接下来，我们借助detect.py文件对yolov5模型进行接口封装，使其提供模型推理能力。新建一个yolov5.py文件，构建一个名为darknet的类，使用函数detect，提供目标检测能力。其代码如下：

# coding:utf-8
import cv2
import json
import time
import torch
import numpy as np
from camera import LoadStreams, LoadImages
from utils.torch_utils import select_device
from models.experimental import attempt_load
from utils.general import non_max_suppression, scale_coords, letterbox, check_imshow

class Darknet(object):
    """docstring for Darknet"""
    def __init__(self, opt):
        self.opt = opt
        self.device = select_device(self.opt["device"])
        self.half = self.device.type != 'cpu'  # half precision only supported on CUDA
        self.model = attempt_load(self.opt["weights"], map_location=self.device)
        self.stride = int(self.model.stride.max())
        self.model.to(self.device).eval()
        self.names = self.model.module.names if hasattr(self.model, 'module') else self.model.names
        if self.half: self.model.half()
        self.source = self.opt["source"]
        self.webcam = self.source.isnumeric() or self.source.endswith('.txt') or self.source.lower().startswith(
        ('rtsp://', 'rtmp://', 'http://'))
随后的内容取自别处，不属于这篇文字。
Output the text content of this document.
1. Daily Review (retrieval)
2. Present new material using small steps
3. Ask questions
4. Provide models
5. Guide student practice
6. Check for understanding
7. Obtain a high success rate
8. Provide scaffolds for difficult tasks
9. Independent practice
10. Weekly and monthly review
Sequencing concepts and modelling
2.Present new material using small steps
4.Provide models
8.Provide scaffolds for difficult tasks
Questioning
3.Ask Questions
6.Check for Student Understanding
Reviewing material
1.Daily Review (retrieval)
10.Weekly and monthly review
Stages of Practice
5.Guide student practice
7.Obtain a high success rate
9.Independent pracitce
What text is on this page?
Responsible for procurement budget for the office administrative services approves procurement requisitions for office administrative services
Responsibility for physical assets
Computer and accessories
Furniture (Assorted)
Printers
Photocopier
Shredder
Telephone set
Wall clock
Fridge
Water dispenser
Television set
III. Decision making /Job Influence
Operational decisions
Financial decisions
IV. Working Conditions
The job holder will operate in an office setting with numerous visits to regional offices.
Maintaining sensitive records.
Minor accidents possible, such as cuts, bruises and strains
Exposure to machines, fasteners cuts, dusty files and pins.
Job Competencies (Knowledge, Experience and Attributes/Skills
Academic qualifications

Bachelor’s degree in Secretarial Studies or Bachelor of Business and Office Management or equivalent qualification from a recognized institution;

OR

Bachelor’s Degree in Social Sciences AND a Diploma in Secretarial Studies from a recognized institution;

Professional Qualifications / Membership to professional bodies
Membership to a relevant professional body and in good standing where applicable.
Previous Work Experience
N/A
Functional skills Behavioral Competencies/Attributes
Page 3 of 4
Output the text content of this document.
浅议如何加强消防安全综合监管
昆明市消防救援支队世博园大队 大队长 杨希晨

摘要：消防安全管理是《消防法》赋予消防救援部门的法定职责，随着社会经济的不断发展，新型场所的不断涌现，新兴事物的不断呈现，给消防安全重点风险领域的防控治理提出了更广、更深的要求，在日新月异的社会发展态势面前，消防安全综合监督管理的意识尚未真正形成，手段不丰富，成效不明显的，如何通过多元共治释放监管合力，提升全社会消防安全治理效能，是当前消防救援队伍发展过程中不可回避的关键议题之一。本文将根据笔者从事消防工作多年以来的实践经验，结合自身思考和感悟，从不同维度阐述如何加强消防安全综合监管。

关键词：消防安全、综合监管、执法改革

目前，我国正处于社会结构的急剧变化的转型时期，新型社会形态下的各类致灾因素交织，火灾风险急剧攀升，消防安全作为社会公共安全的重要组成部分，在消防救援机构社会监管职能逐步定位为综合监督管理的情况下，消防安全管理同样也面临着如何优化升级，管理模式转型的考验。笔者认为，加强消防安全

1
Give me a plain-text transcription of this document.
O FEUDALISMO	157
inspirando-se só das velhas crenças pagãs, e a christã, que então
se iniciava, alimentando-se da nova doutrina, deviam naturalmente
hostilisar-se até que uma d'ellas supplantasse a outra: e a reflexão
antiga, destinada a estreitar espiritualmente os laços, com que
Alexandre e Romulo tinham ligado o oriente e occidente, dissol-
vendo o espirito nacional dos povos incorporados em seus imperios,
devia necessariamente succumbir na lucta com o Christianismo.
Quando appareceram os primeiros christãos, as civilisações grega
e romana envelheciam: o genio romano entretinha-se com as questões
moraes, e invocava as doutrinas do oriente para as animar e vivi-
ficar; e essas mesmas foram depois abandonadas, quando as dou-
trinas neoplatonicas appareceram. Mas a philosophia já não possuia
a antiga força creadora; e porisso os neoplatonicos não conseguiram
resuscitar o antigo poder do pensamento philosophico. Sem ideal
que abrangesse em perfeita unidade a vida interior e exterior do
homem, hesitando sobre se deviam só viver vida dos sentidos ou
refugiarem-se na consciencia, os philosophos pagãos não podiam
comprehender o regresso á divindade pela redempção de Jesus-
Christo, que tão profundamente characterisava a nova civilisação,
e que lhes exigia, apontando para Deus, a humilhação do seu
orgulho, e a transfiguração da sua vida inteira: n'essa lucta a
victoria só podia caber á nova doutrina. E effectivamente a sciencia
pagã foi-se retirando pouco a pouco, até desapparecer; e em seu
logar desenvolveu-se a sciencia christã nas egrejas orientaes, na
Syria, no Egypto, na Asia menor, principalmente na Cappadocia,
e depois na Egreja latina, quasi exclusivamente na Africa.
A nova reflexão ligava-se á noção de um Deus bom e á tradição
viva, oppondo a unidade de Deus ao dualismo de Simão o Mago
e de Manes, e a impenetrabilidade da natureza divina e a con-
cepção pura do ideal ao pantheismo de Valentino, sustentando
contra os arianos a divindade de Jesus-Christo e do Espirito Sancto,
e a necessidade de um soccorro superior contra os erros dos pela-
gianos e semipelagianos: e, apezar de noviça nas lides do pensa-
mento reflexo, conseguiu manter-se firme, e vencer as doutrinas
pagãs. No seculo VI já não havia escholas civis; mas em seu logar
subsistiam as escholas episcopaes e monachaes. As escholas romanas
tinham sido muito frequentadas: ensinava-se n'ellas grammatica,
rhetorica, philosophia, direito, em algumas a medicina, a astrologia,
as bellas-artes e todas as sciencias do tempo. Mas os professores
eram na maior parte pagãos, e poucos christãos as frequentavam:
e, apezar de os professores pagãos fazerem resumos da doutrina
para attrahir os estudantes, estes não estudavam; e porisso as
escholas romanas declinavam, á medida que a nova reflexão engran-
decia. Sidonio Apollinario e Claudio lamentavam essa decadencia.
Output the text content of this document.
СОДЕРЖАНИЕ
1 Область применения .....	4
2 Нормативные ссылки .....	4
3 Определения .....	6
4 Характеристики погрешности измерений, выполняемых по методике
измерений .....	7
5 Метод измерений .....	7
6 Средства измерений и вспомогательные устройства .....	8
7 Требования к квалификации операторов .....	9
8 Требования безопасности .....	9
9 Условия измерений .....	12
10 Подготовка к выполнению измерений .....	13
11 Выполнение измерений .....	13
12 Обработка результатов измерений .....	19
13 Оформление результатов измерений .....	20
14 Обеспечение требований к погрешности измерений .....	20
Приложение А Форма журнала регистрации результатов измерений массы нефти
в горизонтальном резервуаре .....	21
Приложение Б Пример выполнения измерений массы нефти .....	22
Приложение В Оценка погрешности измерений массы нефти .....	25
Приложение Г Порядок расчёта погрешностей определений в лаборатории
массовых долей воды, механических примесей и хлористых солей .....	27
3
    def preprocess(self, img):
        img = np.ascontiguousarray(img)
        img = torch.from_numpy(img).to(self.device)
        img = img.half() if self.half else img.float()  # uint8 to fp16/32
        img /= 255.0  # 图像归一化
        if img.ndimension() == 3:
            img = img.unsqueeze(0)
        return img

    def detect(self, dataset):
        view_img = check_imshow()
        t0 = time.time()
        for path, img, img0s, vid_cap in dataset:
            img = self.preprocess(img)

            t1 = time.time()
            pred = self.model(img, augment=self.opt["augment"])[0]  # 0.22s
            pred = pred.float()
            pred = non_max_suppression(pred, self.opt["conf_thres"], self.opt["iou_thres"])
            t2 = time.time()

            pred_boxes = []
            for i, det in enumerate(pred):
                if self.webcam:  # batch_size >= 1
                    p, s, im0, frame = path[i], '%g: ' % i, img0s[i].copy(), dataset.count
                else:
                    p, s, im0, frame = path, '', img0s, getattr(dataset, 'frame', 0)
                s += '%gx%g ' % img.shape[2:]  # print string
                gn = torch.tensor(im0.shape)[[1, 0, 1, 0]]  # normalization gain whwh
                if det is not None and len(det):
                    det[:, :4] = scale_coords(
                        img.shape[2:], det[:, :4], im0.shape).round()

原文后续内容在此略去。